If you DO HAVE a retirement plan with your employer:




  • Single or head of household: If your modified gross adjusted income (MAGI) is $73,000 (up from $68,000) or less, you can take a full deduction. If more than $73,000, but less than $83,000 (up from $78,000) – you get a partial deduction. If over $83,000, you cannot take a deduction.
  • Married filing jointly or qualifying widow(er): If your MAGI is $116,000 (up from $109,000) or less, you can take a full deduction. If more than $116,000, but less than $136,000 (up from $129,000) – you get a partial deduction. If over $136,000, no deduction.
  • Married filing separately: If your MAGI is less than $10,000 (same as prior year), you can take a partial deduction. If $10,000 or more, no deduction.

If you DO NOT HAVE a retirement plan through an employer:

  • Single, head of household, or qualifying widow(er): Any MAGI permits a full deduction.
  • Married filing jointly or separately with a spouse who is not covered by a plan at work: Any MAGI permits a full deduction.
  • Married filing jointly with a spouse who is covered by a plan at work: If your MAGI is $218,000 or less (up from $204,000), you can take a full deduction. If more than $218,000, but less than $228,000 (up from $214,000), you can take a partial deduction. If $228,000 or more, no deduction at all.
  • Married filing separately with a spouse who is covered by a plan at work: If your MAGI is less than $10,000, you can claim a partial deduction. If $10,000 or more, no deduction.

Who said tax law was easy (or fun)?

2024 Traditional IRA Income Limits for Deductions

The 2024 Traditional IRA income limits are as follows:

If you DO HAVE a retirement plan with your employer:

  • Single or head of household: If your modified gross adjusted income (MAGI) is $77,000 (up from $73,000) or less, you can take a full deduction. If more than $77,000, but less than $87,000 (up from $83,000) – you get a partial deduction. If over $87,000, you cannot take a deduction.
  • Married filing jointly or qualifying widow(er): If your MAGI is $123,000 (up from $116,000) or less, you can take a full deduction. If more than $123,000, but less than $143,000 (up from $136,000) – you get a partial deduction. If over $143,000, no deduction.
  • Married filing separately: If your MAGI is less than $10,000 (same as prior year), you can take a partial deduction. If $10,000 or more, no deduction.

If you DO NOT HAVE a retirement plan through an employer:

  • Single, head of household, or qualifying widow(er): Any MAGI permits a full deduction.
  • Married filing jointly or separately with a spouse who is not covered by a plan at work: Any MAGI permits a full deduction.
  • Married filing jointly with a spouse who is covered by a plan at work: If your MAGI is $230,000 or less (up from $218,000), you can take a full deduction.
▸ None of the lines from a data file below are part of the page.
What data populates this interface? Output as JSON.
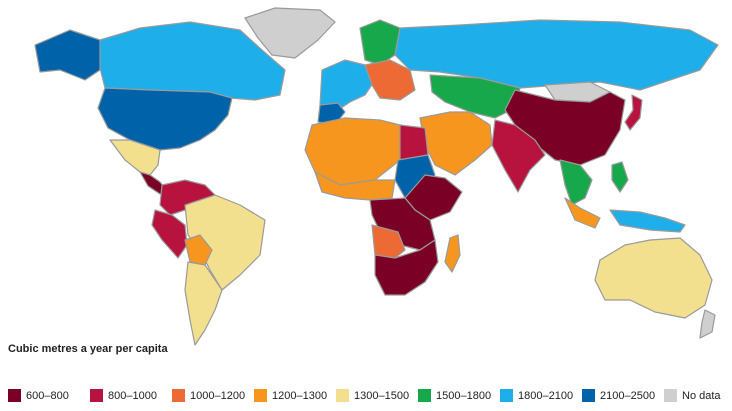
{
  "legend": {
    "title": "Cubic metres a year per capita",
    "items": [
      {
        "label": "600–800",
        "color": "#7a0025"
      },
      {
        "label": "800–1000",
        "color": "#b8123e"
      },
      {
        "label": "1000–1200",
        "color": "#ee6a35"
      },
      {
        "label": "1200–1300",
        "color": "#f7961f"
      },
      {
        "label": "1300–1500",
        "color": "#f3e08e"
      },
      {
        "label": "1500–1800",
        "color": "#18a84c"
      },
      {
        "label": "1800–2100",
        "color": "#1eaeea"
      },
      {
        "label": "2100–2500",
        "color": "#0062a9"
      },
      {
        "label": "No data",
        "color": "#cfcfcf"
      }
    ]
  }
}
If more than $230,000, but less than $240,000 (up from $228,000), you can take a partial deduction. If $240,000 or more, no deduction at all.
  • Married filing separately with a spouse who is covered by a plan at work: If your MAGI is less than $10,000, you can claim a partial deduction. If $10,000 or more, no deduction.
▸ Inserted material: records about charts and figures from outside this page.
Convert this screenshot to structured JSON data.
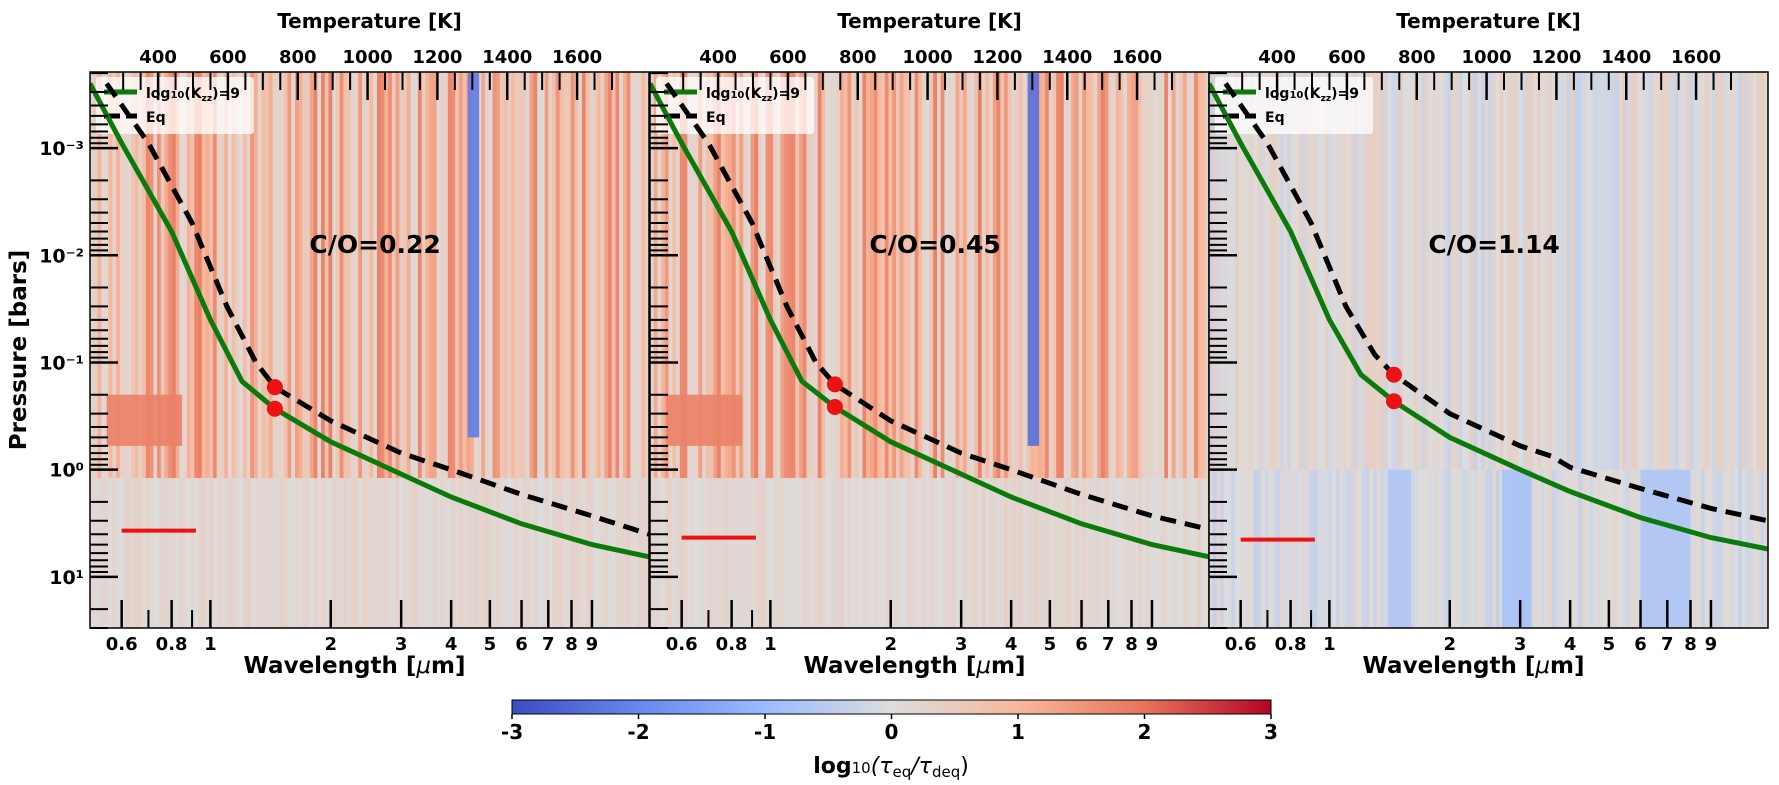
{
  "chart_data": {
    "type": "heatmap",
    "figure_title": "",
    "panels": [
      {
        "annotation": "C/O=0.22",
        "xlabel": "Wavelength [μm]",
        "ylabel": "Pressure [bars]",
        "top_xlabel": "Temperature [K]",
        "legend": [
          {
            "label": "log10(Kzz)=9",
            "style": "solid",
            "color": "#0a7a0a"
          },
          {
            "label": "Eq",
            "style": "dashed",
            "color": "#000000"
          }
        ],
        "red_dots": [
          {
            "wavelength_um": 1.45,
            "pressure_bar": 0.17
          },
          {
            "wavelength_um": 1.45,
            "pressure_bar": 0.27
          }
        ],
        "red_segment": {
          "wavelength_um": [
            0.6,
            0.92
          ],
          "pressure_bar": 3.7
        },
        "kzz_curve": [
          [
            0.5,
            0.00025
          ],
          [
            0.6,
            0.0009
          ],
          [
            0.8,
            0.006
          ],
          [
            1.0,
            0.04
          ],
          [
            1.2,
            0.15
          ],
          [
            1.45,
            0.27
          ],
          [
            2.0,
            0.55
          ],
          [
            3.0,
            1.1
          ],
          [
            4.0,
            1.8
          ],
          [
            6.0,
            3.2
          ],
          [
            9.0,
            5.0
          ],
          [
            12.5,
            6.5
          ]
        ],
        "eq_curve": [
          [
            0.55,
            0.00025
          ],
          [
            0.7,
            0.0009
          ],
          [
            0.9,
            0.005
          ],
          [
            1.1,
            0.03
          ],
          [
            1.3,
            0.1
          ],
          [
            1.45,
            0.17
          ],
          [
            2.0,
            0.35
          ],
          [
            3.0,
            0.7
          ],
          [
            4.0,
            1.0
          ],
          [
            6.0,
            1.7
          ],
          [
            9.0,
            2.7
          ],
          [
            12.5,
            4.0
          ]
        ],
        "features": [
          {
            "wavelength_um": [
              4.4,
              4.7
            ],
            "value": -2.2,
            "pressure_range": [
              0.0002,
              0.5
            ]
          },
          {
            "wavelength_um": [
              0.55,
              0.85
            ],
            "value": 1.8,
            "pressure_range": [
              0.2,
              0.6
            ]
          }
        ],
        "background": "mostly positive (red) vertical bands above ~1 bar, neutral below"
      },
      {
        "annotation": "C/O=0.45",
        "xlabel": "Wavelength [μm]",
        "top_xlabel": "Temperature [K]",
        "legend": [
          {
            "label": "log10(Kzz)=9",
            "style": "solid",
            "color": "#0a7a0a"
          },
          {
            "label": "Eq",
            "style": "dashed",
            "color": "#000000"
          }
        ],
        "red_dots": [
          {
            "wavelength_um": 1.45,
            "pressure_bar": 0.16
          },
          {
            "wavelength_um": 1.45,
            "pressure_bar": 0.26
          }
        ],
        "red_segment": {
          "wavelength_um": [
            0.6,
            0.92
          ],
          "pressure_bar": 4.3
        },
        "kzz_curve": [
          [
            0.5,
            0.00025
          ],
          [
            0.6,
            0.0009
          ],
          [
            0.8,
            0.006
          ],
          [
            1.0,
            0.04
          ],
          [
            1.2,
            0.15
          ],
          [
            1.45,
            0.26
          ],
          [
            2.0,
            0.55
          ],
          [
            3.0,
            1.1
          ],
          [
            4.0,
            1.8
          ],
          [
            6.0,
            3.2
          ],
          [
            9.0,
            5.0
          ],
          [
            12.5,
            6.5
          ]
        ],
        "eq_curve": [
          [
            0.55,
            0.00025
          ],
          [
            0.7,
            0.0009
          ],
          [
            0.9,
            0.005
          ],
          [
            1.1,
            0.03
          ],
          [
            1.3,
            0.1
          ],
          [
            1.45,
            0.16
          ],
          [
            2.0,
            0.35
          ],
          [
            3.0,
            0.7
          ],
          [
            4.0,
            1.0
          ],
          [
            6.0,
            1.7
          ],
          [
            9.0,
            2.7
          ],
          [
            12.5,
            3.6
          ]
        ],
        "features": [
          {
            "wavelength_um": [
              4.4,
              4.7
            ],
            "value": -2.4,
            "pressure_range": [
              0.0002,
              0.6
            ]
          },
          {
            "wavelength_um": [
              0.55,
              0.85
            ],
            "value": 1.8,
            "pressure_range": [
              0.2,
              0.6
            ]
          }
        ],
        "background": "mostly positive (red) vertical bands above ~1 bar, neutral below"
      },
      {
        "annotation": "C/O=1.14",
        "xlabel": "Wavelength [μm]",
        "top_xlabel": "Temperature [K]",
        "legend": [
          {
            "label": "log10(Kzz)=9",
            "style": "solid",
            "color": "#0a7a0a"
          },
          {
            "label": "Eq",
            "style": "dashed",
            "color": "#000000"
          }
        ],
        "red_dots": [
          {
            "wavelength_um": 1.45,
            "pressure_bar": 0.13
          },
          {
            "wavelength_um": 1.45,
            "pressure_bar": 0.23
          }
        ],
        "red_segment": {
          "wavelength_um": [
            0.6,
            0.92
          ],
          "pressure_bar": 4.5
        },
        "kzz_curve": [
          [
            0.5,
            0.00025
          ],
          [
            0.6,
            0.0009
          ],
          [
            0.8,
            0.006
          ],
          [
            1.0,
            0.04
          ],
          [
            1.2,
            0.13
          ],
          [
            1.45,
            0.23
          ],
          [
            2.0,
            0.5
          ],
          [
            3.0,
            1.0
          ],
          [
            4.0,
            1.6
          ],
          [
            6.0,
            2.8
          ],
          [
            9.0,
            4.3
          ],
          [
            12.5,
            5.5
          ]
        ],
        "eq_curve": [
          [
            0.55,
            0.00025
          ],
          [
            0.7,
            0.0009
          ],
          [
            0.9,
            0.005
          ],
          [
            1.1,
            0.03
          ],
          [
            1.3,
            0.085
          ],
          [
            1.45,
            0.13
          ],
          [
            2.0,
            0.3
          ],
          [
            3.0,
            0.6
          ],
          [
            3.6,
            0.75
          ],
          [
            4.0,
            0.95
          ],
          [
            6.0,
            1.5
          ],
          [
            9.0,
            2.3
          ],
          [
            12.5,
            3.0
          ]
        ],
        "features": [
          {
            "wavelength_um": [
              1.4,
              1.6
            ],
            "value": -0.7,
            "pressure_range": [
              1.0,
              30
            ]
          },
          {
            "wavelength_um": [
              2.7,
              3.2
            ],
            "value": -0.8,
            "pressure_range": [
              1.0,
              30
            ]
          },
          {
            "wavelength_um": [
              6.0,
              8.0
            ],
            "value": -0.7,
            "pressure_range": [
              1.0,
              30
            ]
          }
        ],
        "background": "near zero with weak red bands above ~1 bar and blue bands below"
      }
    ],
    "x_axis": {
      "label": "Wavelength [μm]",
      "scale": "log",
      "range": [
        0.5,
        12.5
      ],
      "ticks": [
        0.6,
        0.8,
        1,
        2,
        3,
        4,
        5,
        6,
        7,
        8,
        9
      ],
      "tick_labels": [
        "0.6",
        "0.8",
        "1",
        "2",
        "3",
        "4",
        "5",
        "6",
        "7",
        "8",
        "9"
      ]
    },
    "top_axis": {
      "label": "Temperature [K]",
      "scale": "linear",
      "range": [
        205,
        1806
      ],
      "ticks": [
        400,
        600,
        800,
        1000,
        1200,
        1400,
        1600
      ],
      "tick_labels": [
        "400",
        "600",
        "800",
        "1000",
        "1200",
        "1400",
        "1600"
      ]
    },
    "y_axis": {
      "label": "Pressure [bars]",
      "scale": "log",
      "inverted": true,
      "range": [
        0.000195,
        30
      ],
      "ticks": [
        0.001,
        0.01,
        0.1,
        1,
        10
      ],
      "tick_labels": [
        "10⁻³",
        "10⁻²",
        "10⁻¹",
        "10⁰",
        "10¹"
      ]
    },
    "colorbar": {
      "label": "log10(τeq/τdeq)",
      "range": [
        -3,
        3
      ],
      "ticks": [
        -3,
        -2,
        -1,
        0,
        1,
        2,
        3
      ],
      "tick_labels": [
        "-3",
        "-2",
        "-1",
        "0",
        "1",
        "2",
        "3"
      ],
      "colormap": "coolwarm",
      "orientation": "horizontal",
      "placement": "bottom-center"
    },
    "legend_placement": "top-left",
    "colors": {
      "kzz_line": "#0a7a0a",
      "eq_line": "#000000",
      "markers": "#ee1111",
      "neutral": "#dcdcdc"
    }
  },
  "labels": {
    "top_axis_title": "Temperature [K]",
    "x_axis_title_main": "Wavelength [",
    "x_axis_title_mu": "μ",
    "x_axis_title_end": "m]",
    "y_axis_title": "Pressure [bars]",
    "legend_kzz_log": "log",
    "legend_kzz_sub": "10",
    "legend_kzz_K": "(K",
    "legend_kzz_zz": "zz",
    "legend_kzz_tail": ")=9",
    "legend_eq": "Eq",
    "colorbar_log": "log",
    "colorbar_sub10": "10",
    "colorbar_open": "(τ",
    "colorbar_eq": "eq",
    "colorbar_slash": "/τ",
    "colorbar_deq": "deq",
    "colorbar_close": ")"
  }
}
Why Are IRA Phaseout Limits Important?

You have an ability to influence whether or not you can deduct your taxes (in a traditional IRA) or contribute to a Roth IRA based on how you impact your MAGI. If you are getting phased out or over the limit, you can look for ways to decrease your MAGI so that you can take advantage of the great benefits that both IRA options offer. Just don’t wait until it’s too late.

On the flip side, you can even get an additional Saver’s Tax Credit if your MAGI is low enough.

And note that the IRA contribution deadline is the same date as the tax deadline for that calendar year (typically April 15 of the following year).